Solving mapping problems over NZ’s Wairarapa region
New Zealand’s Wairarapa region includes 8450m2 of variable terrain that needed to be mapped for land users and scientists. Processing data over this huge area stretched Manaaki Whenua - Landcare Research’s local resources.
Using NeSI's Mahuika cluster and engaging technical help from Ben Roberts enabled Manaaki Whenua researchers to create a largely automated workflow for processing map tiles.
Highly detailed updates were applied to Manaaki Whenua’s S-map Online tool and other geographical models. An ongoing relationship has been forged between the Manaaki Whenua team and NeSI to process future tiles.
Manaaki Whenua – Landcare Research has developed the mapping tool, S-map Online, to show detailed information about New Zealand’s soil types and terrain. James Barringer, Robbie Price, and Pascal Omondiagbe were part of this project, identifying terrain boundaries of the Wairarapa region.
The team looked to include terrain data into several models, as well as the S-map Online tool. Terrain describes the physical shape of the land, from the elevation of steep hills, to water bodies, and rolling downs and flat terrain. Terrain information is used to guide ecology and land use, as well as show scientists how New Zealand’s land is changing over time.

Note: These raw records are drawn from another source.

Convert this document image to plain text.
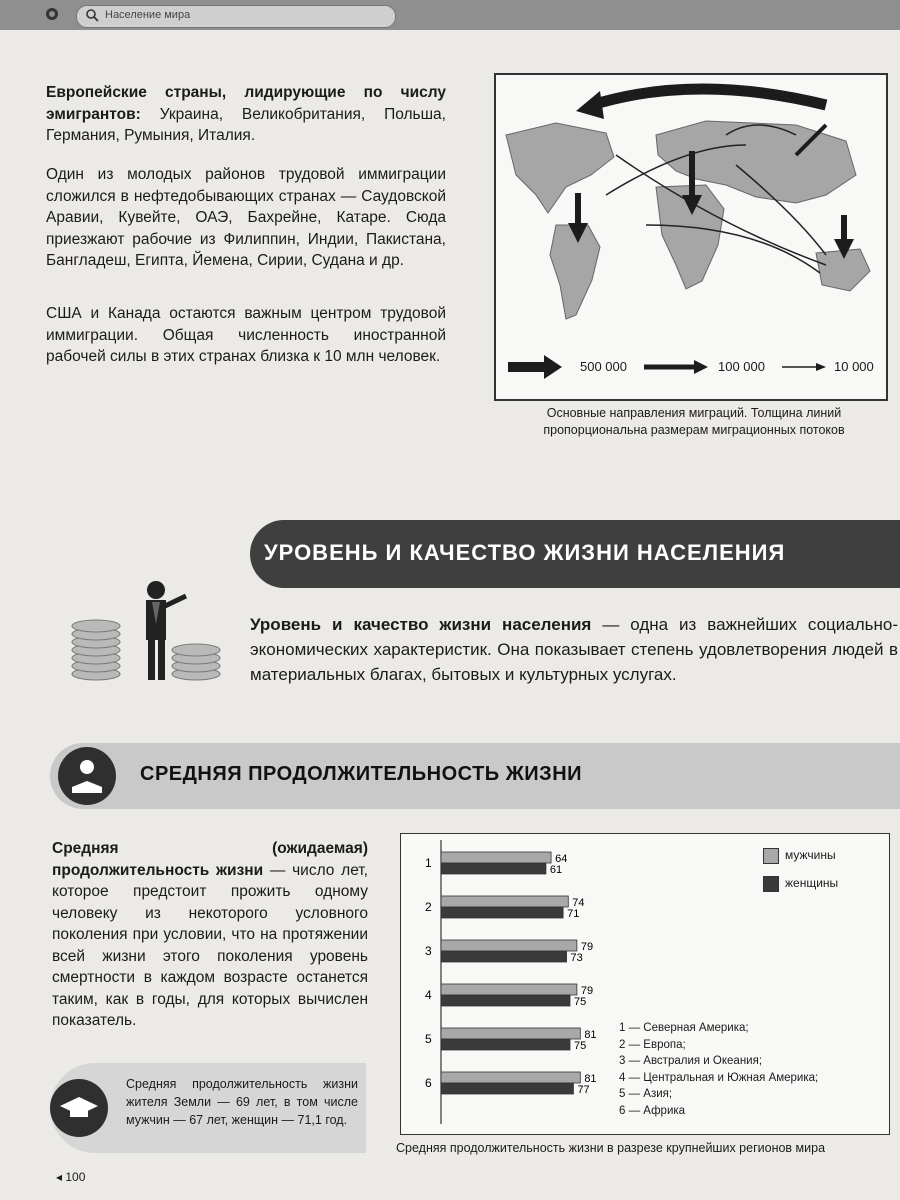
Население мира
Европейские страны, лидирующие по числу эмигрантов: Украина, Великобритания, Польша, Германия, Румыния, Италия.
Один из молодых районов трудовой иммиграции сложился в нефтедобывающих странах — Саудовской Аравии, Кувейте, ОАЭ, Бахрейне, Катаре. Сюда приезжают рабочие из Филиппин, Индии, Пакистана, Бангладеш, Египта, Йемена, Сирии, Судана и др.
США и Канада остаются важным центром трудовой иммиграции. Общая численность иностранной рабочей силы в этих странах близка к 10 млн человек.
500 000	100 000	10 000
Основные направления миграций. Толщина линий пропорциональна размерам миграционных потоков
УРОВЕНЬ И КАЧЕСТВО ЖИЗНИ НАСЕЛЕНИЯ
Уровень и качество жизни населения — одна из важнейших социально-экономических характеристик. Она показывает степень удовлетворения людей в материальных благах, бытовых и культурных услугах.
СРЕДНЯЯ ПРОДОЛЖИТЕЛЬНОСТЬ ЖИЗНИ
Средняя (ожидаемая) продолжительность жизни — число лет, которое предстоит прожить одному человеку из некоторого условного поколения при условии, что на протяжении всей жизни этого поколения уровень смертности в каждом возрасте останется таким, как в годы, для которых вычислен показатель.
Средняя продолжительность жизни жителя Земли — 69 лет, в том числе мужчин — 67 лет, женщин — 71,1 год.
1	64
61
2	74
71
3	79
73
4	79
75
5	81
75
6	81
77
мужчины
женщины
1 — Северная Америка;
2 — Европа;
3 — Австралия и Океания;
4 — Центральная и Южная Америка;
5 — Азия;
6 — Африка
Средняя продолжительность жизни в разрезе крупнейших регионов мира
◂ 100
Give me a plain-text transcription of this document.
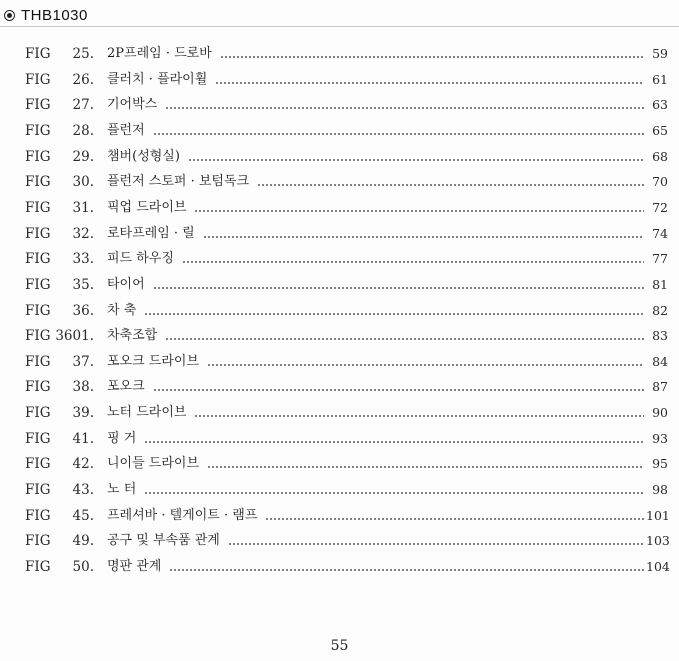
THB1030
FIG	25. 2P프레임 · 드로바	59
FIG	26. 클러치 · 플라이휠	61
FIG	27. 기어박스	63
FIG	28. 플런저	65
FIG	29. 챔버(성형실)	68
FIG	30. 플런저 스토퍼 · 보텀독크	70
FIG	31. 픽업 드라이브	72
FIG	32. 로타프레임 · 릴	74
FIG	33. 피드 하우징	77
FIG	35. 타이어	81
FIG	36. 차 축	82
FIG 3601. 차축조합	83
FIG	37. 포오크 드라이브	84
FIG	38. 포오크	87
FIG	39. 노터 드라이브	90
FIG	41. 핑 거	93
FIG	42. 니이들 드라이브	95
FIG	43. 노 터	98
FIG	45. 프레셔바 · 텔게이트 · 램프	101
FIG	49. 공구 및 부속품 관계	103
FIG	50. 명판 관계	104
55
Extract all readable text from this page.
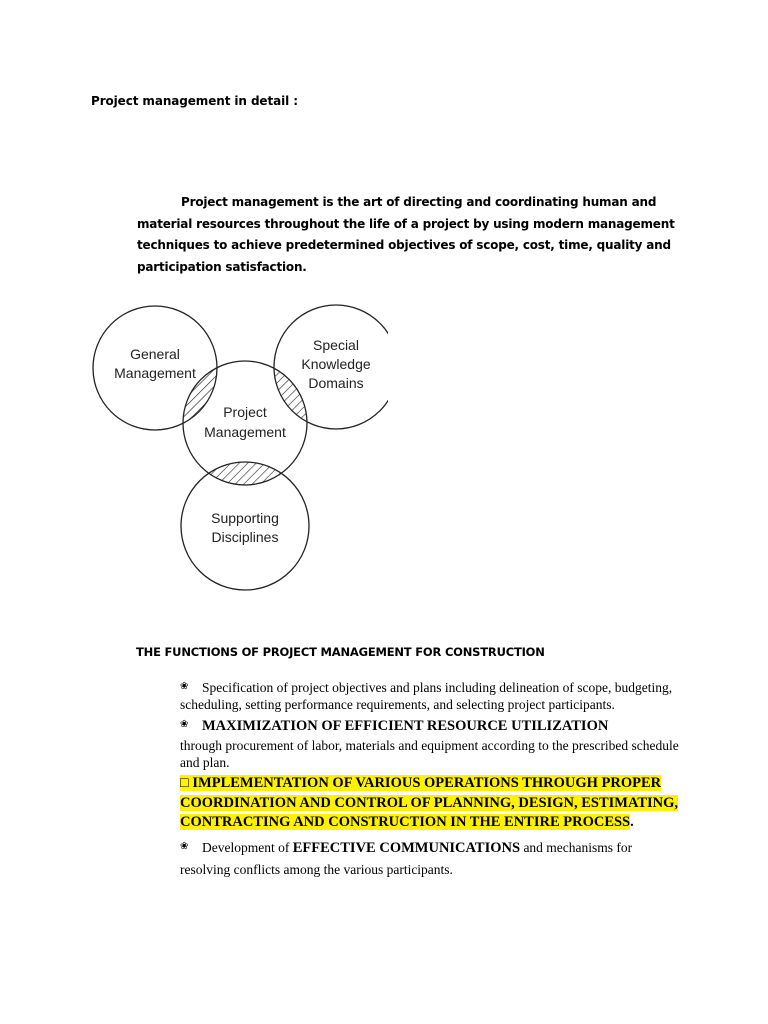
Project management in detail :
Project management is the art of directing and coordinating human and material resources throughout the life of a project by using modern management techniques to achieve predetermined objectives of scope, cost, time, quality and participation satisfaction.
General
Management
Special
Knowledge
Domains
Project
Management
Supporting
Disciplines
THE FUNCTIONS OF PROJECT MANAGEMENT FOR CONSTRUCTION
❀ Specification of project objectives and plans including delineation of scope, budgeting, scheduling, setting performance requirements, and selecting project participants.
❀ MAXIMIZATION OF EFFICIENT RESOURCE UTILIZATION
through procurement of labor, materials and equipment according to the prescribed schedule and plan.
□ IMPLEMENTATION OF VARIOUS OPERATIONS THROUGH PROPER COORDINATION AND CONTROL OF PLANNING, DESIGN, ESTIMATING, CONTRACTING AND CONSTRUCTION IN THE ENTIRE PROCESS.
❀ Development of EFFECTIVE COMMUNICATIONS and mechanisms for resolving conflicts among the various participants.
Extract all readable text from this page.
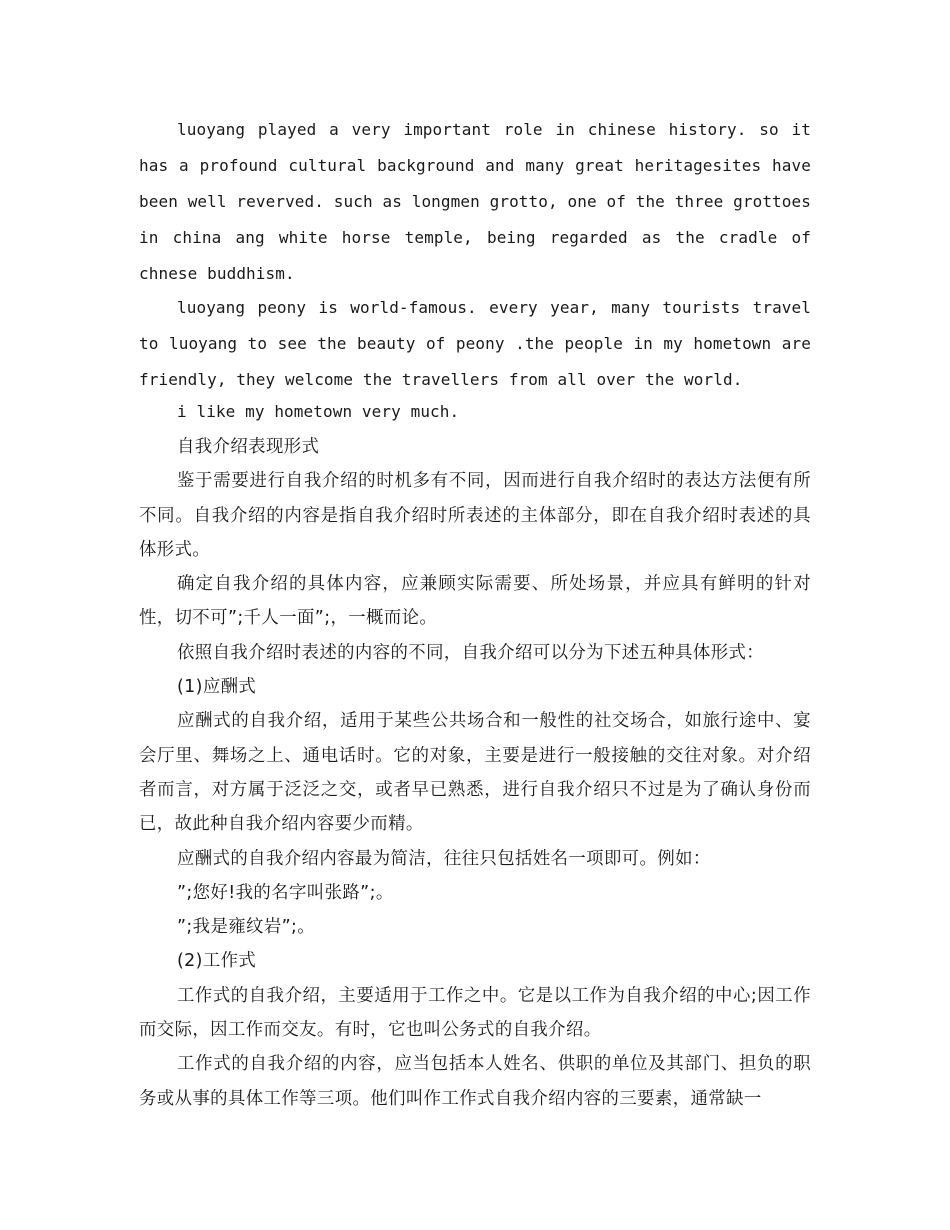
luoyang played a very important role in chinese history. so it has a profound cultural background and many great heritagesites have been well reverved. such as longmen grotto, one of the three grottoes in china ang white horse temple, being regarded as the cradle of chnese buddhism.

luoyang peony is world-famous. every year, many tourists travel to luoyang to see the beauty of peony .the people in my hometown are friendly, they welcome the travellers from all over the world.

i like my hometown very much.

自我介绍表现形式

鉴于需要进行自我介绍的时机多有不同，因而进行自我介绍时的表达方法便有所不同。自我介绍的内容是指自我介绍时所表述的主体部分，即在自我介绍时表述的具体形式。

确定自我介绍的具体内容，应兼顾实际需要、所处场景，并应具有鲜明的针对性，切不可”;千人一面”;，一概而论。

依照自我介绍时表述的内容的不同，自我介绍可以分为下述五种具体形式：

(1)应酬式

应酬式的自我介绍，适用于某些公共场合和一般性的社交场合，如旅行途中、宴会厅里、舞场之上、通电话时。它的对象，主要是进行一般接触的交往对象。对介绍者而言，对方属于泛泛之交，或者早已熟悉，进行自我介绍只不过是为了确认身份而已，故此种自我介绍内容要少而精。

应酬式的自我介绍内容最为简洁，往往只包括姓名一项即可。例如：

”;您好!我的名字叫张路”;。

”;我是雍纹岩”;。

(2)工作式

工作式的自我介绍，主要适用于工作之中。它是以工作为自我介绍的中心;因工作而交际，因工作而交友。有时，它也叫公务式的自我介绍。

工作式的自我介绍的内容，应当包括本人姓名、供职的单位及其部门、担负的职务或从事的具体工作等三项。他们叫作工作式自我介绍内容的三要素，通常缺一
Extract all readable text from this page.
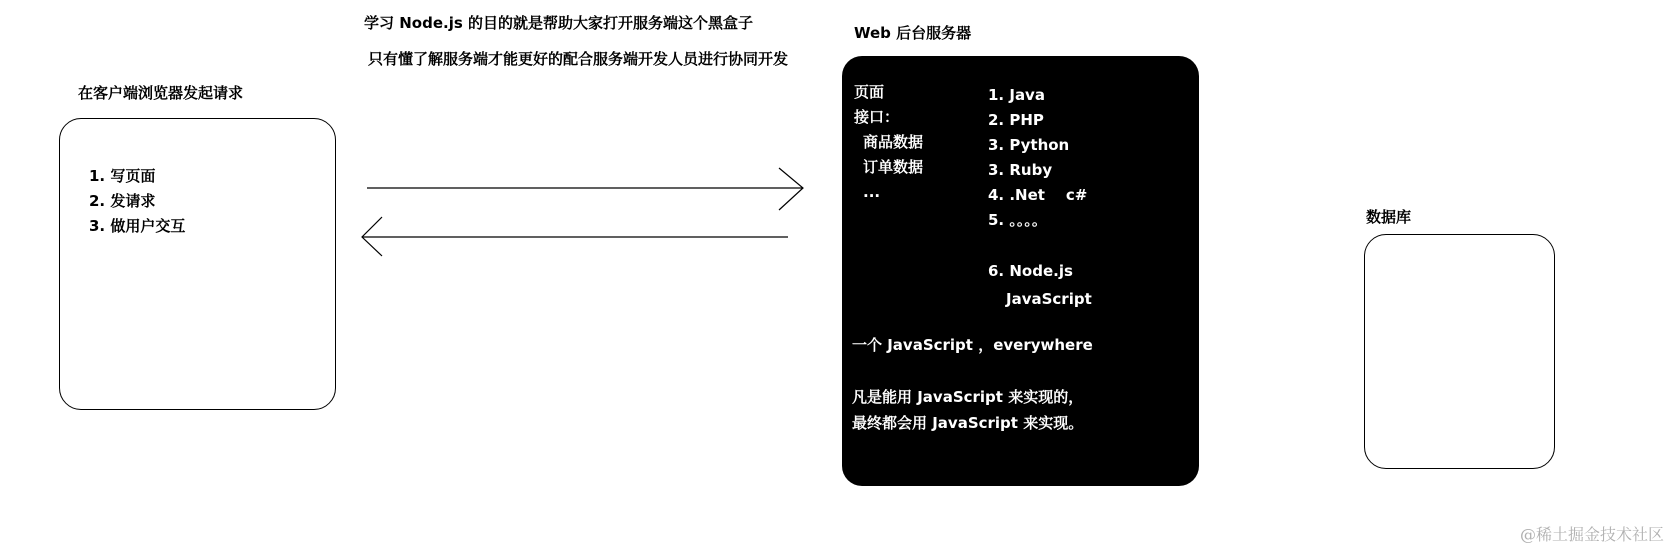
学习 Node.js 的目的就是帮助大家打开服务端这个黑盒子
只有懂了解服务端才能更好的配合服务端开发人员进行协同开发
在客户端浏览器发起请求
1. 写页面
2. 发请求
3. 做用户交互
Web 后台服务器
页面
接口：
商品数据
订单数据
...
1. Java
2. PHP
3. Python
3. Ruby
4. .Net    c#
5. 。。。。
6. Node.js
JavaScript
一个 JavaScript ，everywhere
凡是能用 JavaScript 来实现的，
最终都会用 JavaScript 来实现。
数据库
@稀土掘金技术社区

Originally, the team were processing the terrain data on Manaaki Whenua desktop resources, using the mapping platform ArcGIS. However, with some map tiles showing detail up to one square metre, over the 8450m2 Wairarapa area, the processing time for map tiles was beginning to take weeks. Instead, the team looked to use NeSI’s Mahuika cluster to process map tiles in parallel.
“We have a number of databases we work on, like S-map and digital elevation models. They’re quite demanding on desktop. As we started to process large areas in detail, that’s when we began running into trouble,” James said.
Local desktops were no longer capable of supporting the data processing the team needed, so the team contacted NeSI. In order to move their data onto the Mahuika cluster, the team first needed to translate their workflow from ArcGis software to an open-source tool to be read by the cluster. While this step required little manual intervention, they quickly ran into another problem.
“We had a workflow but we realised it was running sequentially, not in parallel. That’s when we went back to NeSI and brought in Ben Roberts to have a look. Ben helped us modify the workflow,” Pascal said.
Without being able to process multiple tiles at once the advantage of using the Mahuika cluster wasn’t being used. With Ben’s help, the team were then able to run 499 tiles in parallel. Due to the large data requirements to process each tile, multiple Mahuika cores were required to handle each one.
“Another problem we had was we couldn’t monitor when a job was done. This meant we had to go back and manually check,” James said.
The team wanted to automate as much of their workflow as possible. Their desktop processing had been semi-automated but it also required regular manual intervention. This time-consuming process was something the team wanted to fix when moving to Mahuika.
“In the past, because these jobs weren’t run frequently, there wasn’t a lot of need upfront to optimise the workflow. When we moved to the cluster, we decided to run tiles locally while they were being processed by Mahuika. This meant we could test for issues and modify things locally, then apply them to the cluster to get a better result,” Robbie said.
By editing the workflow as the data was being processed, and using Ben for help translating the workflow to the cluster, the team were able to increase automation. Now the team store their data on a local computer and a custom-designed iR library is used to send the data and processing instructions to the Mahuika cluster for processing.
“Now I’ll provide a classified TIF file to Pascal or Robbie. They’ll fire it off to Mahuika and we’ll have a result back the next morning. In the past, this could have taken us a week or more. It’s become really built into our process,” James said.
The team are now moving on to the more complex elevation of the Wairarapa. This includes difficult terrain where mapping the changes in land height become more complex and data-heavy.
“The challenge is you may not have a nice homogenous area. If you think of a slope map made from an elevation model, it’s highly variable. You’re trying to do some processing to find dominant slopes and draw a boundary around them,” James said.
This work continues to leverage NeSI resources to process tiles, making Mahuika and the NeSI Support team members vital contributors to the ongoing success and evolution of the Manaaki Whenua team’s models.